Why The Next Big Ideas In Education Will Come Out Of New Orleans (FastCompany)
Education, City Life, Louisiana/GulfCoast, Technology & Science
April 17th, 2012

FastCompany.com
By Anya Kamenetz
Seventy-one percent of New Orleans’s schoolchildren attend charter schools, a legacy of Katrina. While charters’ performance as measured by student test scores both nationwide and in the city has been mixed, they undeniably increase the local appetite for trying new educational ideas. “If you’re an edtech entrepreneur who wants to pilot an idea, you have the most efficient and smartest market in the country here,” says Matt Candler, CEO of 4.0 Schools. That’s because instead of a centralized bureaucracy, there are more than 40 schools making independent decisions on both hiring and procurement.
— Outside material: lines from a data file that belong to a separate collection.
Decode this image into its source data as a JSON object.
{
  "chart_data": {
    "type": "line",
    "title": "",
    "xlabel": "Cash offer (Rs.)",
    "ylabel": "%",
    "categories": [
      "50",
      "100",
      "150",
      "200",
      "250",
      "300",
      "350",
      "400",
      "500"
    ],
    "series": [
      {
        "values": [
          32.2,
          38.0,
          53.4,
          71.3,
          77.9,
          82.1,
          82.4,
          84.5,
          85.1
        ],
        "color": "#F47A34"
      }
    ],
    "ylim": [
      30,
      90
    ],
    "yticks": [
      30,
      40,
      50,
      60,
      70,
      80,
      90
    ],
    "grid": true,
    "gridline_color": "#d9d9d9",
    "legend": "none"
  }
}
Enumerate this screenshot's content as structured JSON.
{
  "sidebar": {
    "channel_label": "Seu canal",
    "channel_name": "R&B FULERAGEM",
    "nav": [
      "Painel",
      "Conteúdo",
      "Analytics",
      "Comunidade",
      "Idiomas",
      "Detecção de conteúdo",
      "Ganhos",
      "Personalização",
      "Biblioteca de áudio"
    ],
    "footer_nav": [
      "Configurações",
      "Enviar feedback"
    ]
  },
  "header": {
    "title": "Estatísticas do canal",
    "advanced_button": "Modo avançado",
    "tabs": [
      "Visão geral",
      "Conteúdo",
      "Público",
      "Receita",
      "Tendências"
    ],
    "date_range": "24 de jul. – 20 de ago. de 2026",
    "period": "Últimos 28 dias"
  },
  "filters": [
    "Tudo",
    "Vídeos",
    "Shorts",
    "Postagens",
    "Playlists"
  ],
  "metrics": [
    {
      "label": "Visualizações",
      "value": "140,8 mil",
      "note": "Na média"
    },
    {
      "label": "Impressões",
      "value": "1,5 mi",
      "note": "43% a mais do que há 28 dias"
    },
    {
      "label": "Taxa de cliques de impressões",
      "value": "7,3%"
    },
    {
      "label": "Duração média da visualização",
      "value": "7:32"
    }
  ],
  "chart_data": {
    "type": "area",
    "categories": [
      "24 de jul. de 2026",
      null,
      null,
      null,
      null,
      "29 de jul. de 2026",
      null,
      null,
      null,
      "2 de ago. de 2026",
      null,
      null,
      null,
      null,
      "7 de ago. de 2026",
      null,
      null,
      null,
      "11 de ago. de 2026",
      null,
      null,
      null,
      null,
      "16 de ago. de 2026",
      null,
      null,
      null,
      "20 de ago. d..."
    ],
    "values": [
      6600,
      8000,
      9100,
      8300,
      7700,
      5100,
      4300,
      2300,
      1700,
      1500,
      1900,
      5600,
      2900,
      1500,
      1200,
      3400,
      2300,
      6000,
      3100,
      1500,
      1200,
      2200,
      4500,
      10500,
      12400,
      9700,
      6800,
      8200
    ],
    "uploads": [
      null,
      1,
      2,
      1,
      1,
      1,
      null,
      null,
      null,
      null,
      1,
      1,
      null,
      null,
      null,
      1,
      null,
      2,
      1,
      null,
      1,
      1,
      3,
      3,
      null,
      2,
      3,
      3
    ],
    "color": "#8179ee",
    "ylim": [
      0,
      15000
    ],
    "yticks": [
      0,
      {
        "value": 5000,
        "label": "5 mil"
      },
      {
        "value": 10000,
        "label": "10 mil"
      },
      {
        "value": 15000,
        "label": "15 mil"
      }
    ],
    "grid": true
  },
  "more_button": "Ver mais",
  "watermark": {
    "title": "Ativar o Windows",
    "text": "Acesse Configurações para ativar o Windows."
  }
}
Organizations like KIPP, Teach for America, and the Gates Foundation have established beachheads, drawing top teachers and fresh blood from all over the country. These are intersecting with a nascent startup scene dubbed “Silicon Bayou” to produce a hothouse of ideas to change education: for-profit and non-profit, from school redesigns to apps, often from younger, female entrepreneurs.
As Silicon Valley capital becomes increasingly interested in education—witness ur-angel investor Jason Calcanis holding his first ever LAUNCH event focusing on education, and Benchmark making its biggest ever seed investment in startup university Minerva—it’s a fair bet that a surprising number of successful companies will come from the Big Easy. “This is a place where you can do entrepreneurship AND do some amazing things for kids who really need it,” says Candler, who knows a bit about both. He opened schools all over the country for KIPP, did similar work for Joel Klein in New York City, and founded New Schools New Orleans, a program for aspiring school leaders.